Starting in summer 2022 and focusing on teachers in northern Alabama and in rural counties, Plant GIFT will be “an intense immersion program, with lectures on theoretical material interspersed with hands-on lessons in growing plants and conducting experiments” on seeds that have one or more of the 100 identified sulfur genes knocked out, Karolina Mukhtar said. (Teachers will receive stipends of a few thousand dollars each for their participation.)
To simulate heat shock, for instance, the teachers may grow plants at 18-24 Celsius [64 to 75 degrees Fahrenheit], then raise the temperature to 42 degrees Celsius [107F] for 30 minutes, or 33 Celsius [91F] for an extended period. Over the next few days, the visible changes in the plants — wrinkled leaves and altered root structure, for example — will give them a dramatic picture of the effects of genetic variation. “Some mutants might be more tolerant, others will be less tolerant than the wild type,” Karolina Mukhtar said.

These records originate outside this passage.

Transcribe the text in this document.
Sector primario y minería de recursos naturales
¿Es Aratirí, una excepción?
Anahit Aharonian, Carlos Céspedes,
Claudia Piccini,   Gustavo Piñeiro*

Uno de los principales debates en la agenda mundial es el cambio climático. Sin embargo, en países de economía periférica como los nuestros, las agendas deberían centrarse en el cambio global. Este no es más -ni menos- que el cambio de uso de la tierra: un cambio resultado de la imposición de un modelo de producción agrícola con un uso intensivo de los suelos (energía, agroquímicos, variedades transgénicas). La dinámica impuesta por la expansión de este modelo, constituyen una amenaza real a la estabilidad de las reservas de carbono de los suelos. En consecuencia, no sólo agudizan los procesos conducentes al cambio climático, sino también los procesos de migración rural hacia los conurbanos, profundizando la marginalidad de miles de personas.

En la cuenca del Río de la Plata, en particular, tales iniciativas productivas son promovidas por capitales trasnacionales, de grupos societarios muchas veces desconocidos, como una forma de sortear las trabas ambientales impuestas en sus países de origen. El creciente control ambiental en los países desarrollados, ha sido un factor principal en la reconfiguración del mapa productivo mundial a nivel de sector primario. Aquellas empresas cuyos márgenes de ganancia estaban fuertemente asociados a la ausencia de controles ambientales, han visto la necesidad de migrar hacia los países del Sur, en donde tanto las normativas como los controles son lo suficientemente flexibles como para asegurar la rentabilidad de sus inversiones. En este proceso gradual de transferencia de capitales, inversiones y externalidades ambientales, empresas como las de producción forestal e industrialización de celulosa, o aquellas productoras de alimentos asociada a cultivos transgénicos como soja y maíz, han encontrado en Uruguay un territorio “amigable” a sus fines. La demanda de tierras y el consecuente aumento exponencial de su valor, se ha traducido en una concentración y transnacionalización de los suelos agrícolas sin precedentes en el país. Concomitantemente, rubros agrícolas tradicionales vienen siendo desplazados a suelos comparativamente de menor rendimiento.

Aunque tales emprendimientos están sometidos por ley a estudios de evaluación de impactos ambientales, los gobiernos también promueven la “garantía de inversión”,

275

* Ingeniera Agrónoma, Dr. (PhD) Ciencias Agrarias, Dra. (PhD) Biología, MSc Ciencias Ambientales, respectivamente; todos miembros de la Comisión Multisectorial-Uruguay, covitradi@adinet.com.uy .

The Mukhtars are working closely with UAB’s Center for Community Outreach Development (CORD) and its director, J. Michael Wyss, Ph.D. (a professor in the Department of Cellular and Molecular Biology), as they develop the curriculum so that it aligns with Alabama’s new high school science requirements. “That way, after the teachers train with us in the summer, they can take these lesson plans and experiments right back to their classrooms,” Shahid Mukhtar said. “The state can’t afford to have every high school class work on cancer cell lines in animals. But they can afford to give each class some seeds and let them see genetics in action.”
Undergraduate and graduate biology students will play a major role in Plant GIFT, Karolina Mukhtar adds. Biology is the largest undergraduate major at UAB, and “we always have masses of students interested in doing research,” she said. “They are doing real work in our combined labs. And now our students will get an opportunity for valuable community engagement as they come with us to schools and showcase our work.”